La résidence vue par Marianne Fricheau

 

L’individualité et le groupe

La résidence d’écriture documentaire a réuni six individualités qui relèvent de formation universitaire et de parcours professionnels variés. Qui surtout viennent des quatre (plutôt des 6) coins d’un horizon mental sans mot de passe et sont donc arrivés avec des projets de films documentaires très singuliers. Mais complot lussassois du hasard ou cause cachée, assez vite et de plus en plus solidement à mesures des étapes du travail, un vrai groupe s’est constitué ne laissant personne à la traîne, chacun existant avec les autres et porté par les autres avec ce ménagement nécessaire, adroit et attentif de chacun envers chacun, pour ce qui ne découle que de son expérience propre et de son alchimie propre.

 

Le quotidien de l'écriture

Des exercices quotidiens d’écriture et dans le même temps, une expérience collective ou bien individuelle de projections, puis de description de séquences ou de films documentaires (ce que je vois, ce que j’entends, ce que j’interprète). L’analyse de la matière du récit filmique et de son économie, l’appréhension de sa documentation, enfin l’apprentissage en commun de la prise en main des outils de l’image, du son, du montage, la pratique du matériel technique, ont amené les apprentis-chercheurs, dans la voie et dans le style qui leur sont absolument propres, à trouver réponse à cette question : à quoi peut-on croire ? Qu’est-ce qui est vrai ? Autrement dit : comment faire que par la mise en scène de la réalité que j’ai à filmer au moment où je la filme, tout semble se dérouler de la manière la plus plausible du monde en même temps que cette vie filmée de tous les jours sache composer, afin que tout se réponde et prenne valeur de signes ? Ou encore : ne plus discerner l’imaginaire discret du vécu. C’est évidemment sinon le problème du moins la question du documentaire.

 

Au milieu donc, le relais du croquis filmé

En conséquence, la proposition de la réalisation d’un croquis filmé en relation avec le projet initial (petit film tourné, monté) est cette étape où chacun prend conscience de cette question : À quoi peut-on croire, qu’est-ce qui est vrai ? Où chacun peut donc réfléchir purement sa situation, dans le projet qui l’occupe et ainsi en réordonner les données anciennes. Une projection en commun de ces petits films personnels, au centre du temps de l’atelier d’écriture permet d’oublier, de recommencer, de penser, de parler ensemble aussi : sans confidence et sans circonspection de se dire et de se redire ce qui ne va pas encore.

 

Revenir au travail de l’écriture proprement dit : comment passer de la permanence illusoire d’un sujet à son abandon provisoire pour écrire ?
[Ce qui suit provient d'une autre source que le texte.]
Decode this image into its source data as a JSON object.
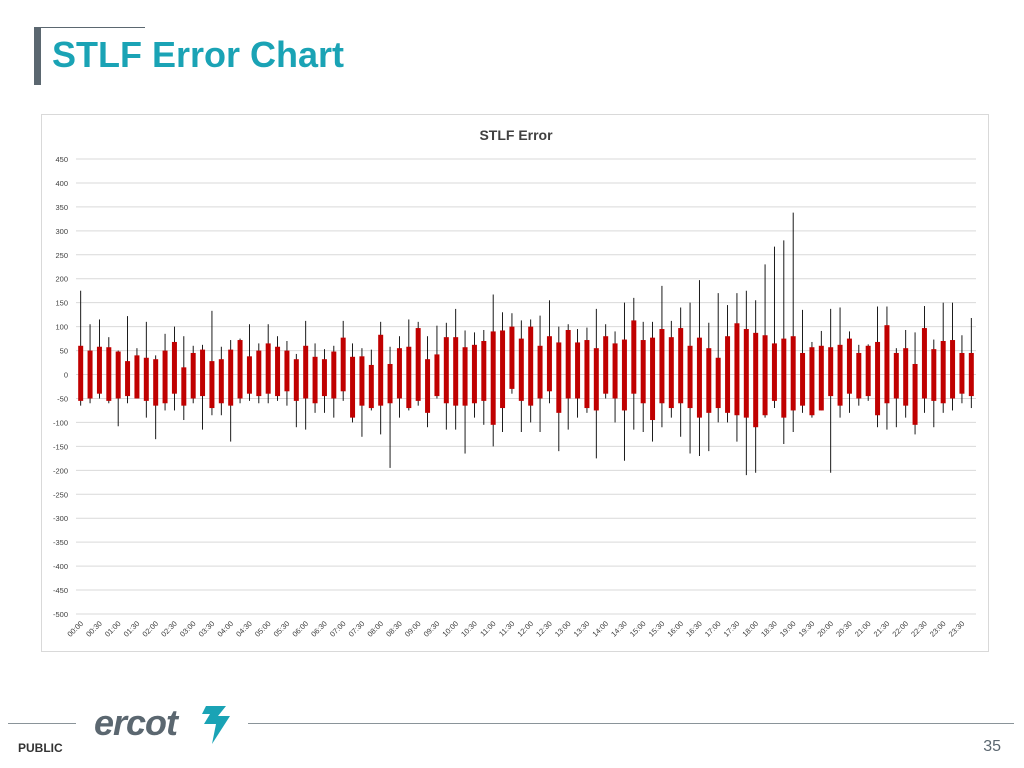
{
  "slide": {
    "title": "STLF Error Chart",
    "footer_label": "PUBLIC",
    "page_number": "35",
    "logo_text": "ercot"
  },
  "colors": {
    "title": "#1aa3b5",
    "bar": "#c00000",
    "whisker": "#000000",
    "grid": "#d9d9d9",
    "logo": "#5b6770",
    "logo_mark": "#1aa3b5"
  },
  "chart_data": {
    "type": "box",
    "title": "STLF Error",
    "ylim": [
      -500,
      450
    ],
    "yticks": [
      450,
      400,
      350,
      300,
      250,
      200,
      150,
      100,
      50,
      0,
      -50,
      -100,
      -150,
      -200,
      -250,
      -300,
      -350,
      -400,
      -450,
      -500
    ],
    "grid": true,
    "x_tick_labels": [
      "00:00",
      "00:30",
      "01:00",
      "01:30",
      "02:00",
      "02:30",
      "03:00",
      "03:30",
      "04:00",
      "04:30",
      "05:00",
      "05:30",
      "06:00",
      "06:30",
      "07:00",
      "07:30",
      "08:00",
      "08:30",
      "09:00",
      "09:30",
      "10:00",
      "10:30",
      "11:00",
      "11:30",
      "12:00",
      "12:30",
      "13:00",
      "13:30",
      "14:00",
      "14:30",
      "15:00",
      "15:30",
      "16:00",
      "16:30",
      "17:00",
      "17:30",
      "18:00",
      "18:30",
      "19:00",
      "19:30",
      "20:00",
      "20:30",
      "21:00",
      "21:30",
      "22:00",
      "22:30",
      "23:00",
      "23:30"
    ],
    "categories": [
      "00:00",
      "00:15",
      "00:30",
      "00:45",
      "01:00",
      "01:15",
      "01:30",
      "01:45",
      "02:00",
      "02:15",
      "02:30",
      "02:45",
      "03:00",
      "03:15",
      "03:30",
      "03:45",
      "04:00",
      "04:15",
      "04:30",
      "04:45",
      "05:00",
      "05:15",
      "05:30",
      "05:45",
      "06:00",
      "06:15",
      "06:30",
      "06:45",
      "07:00",
      "07:15",
      "07:30",
      "07:45",
      "08:00",
      "08:15",
      "08:30",
      "08:45",
      "09:00",
      "09:15",
      "09:30",
      "09:45",
      "10:00",
      "10:15",
      "10:30",
      "10:45",
      "11:00",
      "11:15",
      "11:30",
      "11:45",
      "12:00",
      "12:15",
      "12:30",
      "12:45",
      "13:00",
      "13:15",
      "13:30",
      "13:45",
      "14:00",
      "14:15",
      "14:30",
      "14:45",
      "15:00",
      "15:15",
      "15:30",
      "15:45",
      "16:00",
      "16:15",
      "16:30",
      "16:45",
      "17:00",
      "17:15",
      "17:30",
      "17:45",
      "18:00",
      "18:15",
      "18:30",
      "18:45",
      "19:00",
      "19:15",
      "19:30",
      "19:45",
      "20:00",
      "20:15",
      "20:30",
      "20:45",
      "21:00",
      "21:15",
      "21:30",
      "21:45",
      "22:00",
      "22:15",
      "22:30",
      "22:45",
      "23:00",
      "23:15",
      "23:30",
      "23:45"
    ],
    "box_low": [
      -55,
      -50,
      -40,
      -55,
      -50,
      -45,
      -50,
      -55,
      -65,
      -60,
      -40,
      -65,
      -50,
      -45,
      -70,
      -60,
      -65,
      -50,
      -40,
      -45,
      -40,
      -45,
      -35,
      -55,
      -50,
      -60,
      -45,
      -50,
      -35,
      -90,
      -65,
      -70,
      -65,
      -60,
      -50,
      -70,
      -55,
      -80,
      -45,
      -60,
      -65,
      -65,
      -60,
      -55,
      -105,
      -70,
      -30,
      -55,
      -65,
      -50,
      -35,
      -80,
      -50,
      -50,
      -70,
      -75,
      -40,
      -50,
      -75,
      -40,
      -60,
      -95,
      -60,
      -70,
      -60,
      -70,
      -90,
      -80,
      -70,
      -80,
      -85,
      -90,
      -110,
      -85,
      -55,
      -90,
      -75,
      -65,
      -85,
      -75,
      -45,
      -65,
      -40,
      -50,
      -45,
      -85,
      -60,
      -50,
      -65,
      -105,
      -50,
      -55,
      -60,
      -50,
      -40,
      -45
    ],
    "box_high": [
      60,
      50,
      58,
      57,
      48,
      28,
      40,
      35,
      32,
      50,
      68,
      15,
      45,
      52,
      28,
      32,
      52,
      72,
      38,
      50,
      65,
      58,
      50,
      32,
      60,
      37,
      32,
      48,
      77,
      37,
      38,
      20,
      83,
      22,
      55,
      58,
      97,
      32,
      42,
      78,
      78,
      57,
      62,
      70,
      90,
      92,
      100,
      75,
      100,
      60,
      80,
      67,
      93,
      67,
      72,
      55,
      80,
      65,
      73,
      113,
      72,
      77,
      95,
      78,
      97,
      60,
      77,
      55,
      35,
      80,
      107,
      95,
      87,
      82,
      65,
      75,
      80,
      45,
      57,
      60,
      57,
      62,
      75,
      45,
      60,
      68,
      103,
      45,
      55,
      22,
      97,
      53,
      70,
      72,
      45,
      45
    ],
    "whisker_low": [
      -65,
      -60,
      -50,
      -60,
      -108,
      -60,
      -50,
      -90,
      -135,
      -75,
      -75,
      -95,
      -60,
      -115,
      -85,
      -85,
      -140,
      -60,
      -55,
      -60,
      -60,
      -55,
      -65,
      -110,
      -115,
      -80,
      -80,
      -90,
      -55,
      -100,
      -130,
      -75,
      -125,
      -195,
      -90,
      -75,
      -65,
      -110,
      -50,
      -115,
      -115,
      -165,
      -90,
      -105,
      -150,
      -120,
      -40,
      -120,
      -100,
      -120,
      -60,
      -160,
      -115,
      -90,
      -80,
      -175,
      -50,
      -100,
      -180,
      -115,
      -120,
      -140,
      -110,
      -90,
      -130,
      -165,
      -170,
      -160,
      -100,
      -100,
      -140,
      -210,
      -205,
      -90,
      -70,
      -145,
      -120,
      -80,
      -90,
      -75,
      -205,
      -90,
      -80,
      -65,
      -55,
      -110,
      -115,
      -110,
      -90,
      -125,
      -80,
      -110,
      -80,
      -75,
      -60,
      -70
    ],
    "whisker_high": [
      175,
      105,
      115,
      78,
      50,
      122,
      55,
      110,
      40,
      85,
      100,
      80,
      60,
      62,
      133,
      58,
      72,
      75,
      105,
      65,
      105,
      80,
      70,
      43,
      112,
      65,
      53,
      60,
      112,
      65,
      55,
      52,
      110,
      58,
      80,
      115,
      110,
      80,
      102,
      108,
      137,
      92,
      88,
      93,
      167,
      130,
      128,
      113,
      115,
      123,
      155,
      100,
      105,
      95,
      98,
      137,
      105,
      90,
      150,
      160,
      110,
      110,
      185,
      112,
      140,
      150,
      197,
      108,
      170,
      145,
      170,
      175,
      155,
      230,
      267,
      280,
      338,
      135,
      68,
      91,
      137,
      140,
      90,
      62,
      63,
      142,
      142,
      55,
      93,
      88,
      143,
      73,
      150,
      150,
      82,
      118
    ]
  }
}
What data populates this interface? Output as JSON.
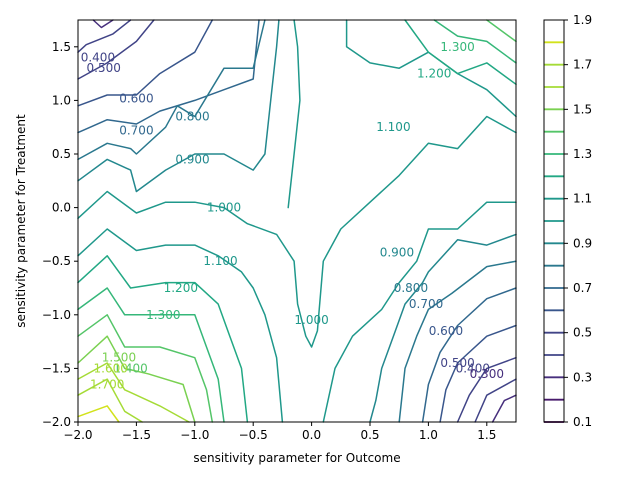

Lente transmutation du sujet : rejeter, modifier, modeler, revenir… Il y a sûrement un mauvais dieu qui contraint chacun d’entre nous à ne pas oublier ce faux dieu, celui qui nous fait éprouver l’idée d’un sujet initial et préalable à traiter. En même temps « ce besoin » d’une illusion de permanence » crée à son tour un besoin réel de structure et de forme… et dès lors, après l’exercice du croquis filmé, les sujets que nous convoquons ne sont plus des opinions, des sentiments, des prétextes, etc. mais des images promptes à vivre. Et dès lors (à nouveau) elles affluent : pourtant elles ne sont pas encore vraies. Les vraies viennent après : les vraies, ce sont celles qui arrivent au moment où l’on peut se dire à la fois « si peu de choses ont changé que tout redeviendra comme avant » mais aussi « comme le temps a passé, elles ne redeviendront jamais comme avant, après qu’elles ont changé ». Et ces «  images-là » que nous avons cherchées, tout à coup se fondent si intimement dans l’essence du récit à mener, qu’elles nous indiquent : c’est maintenant le moment d’écrire.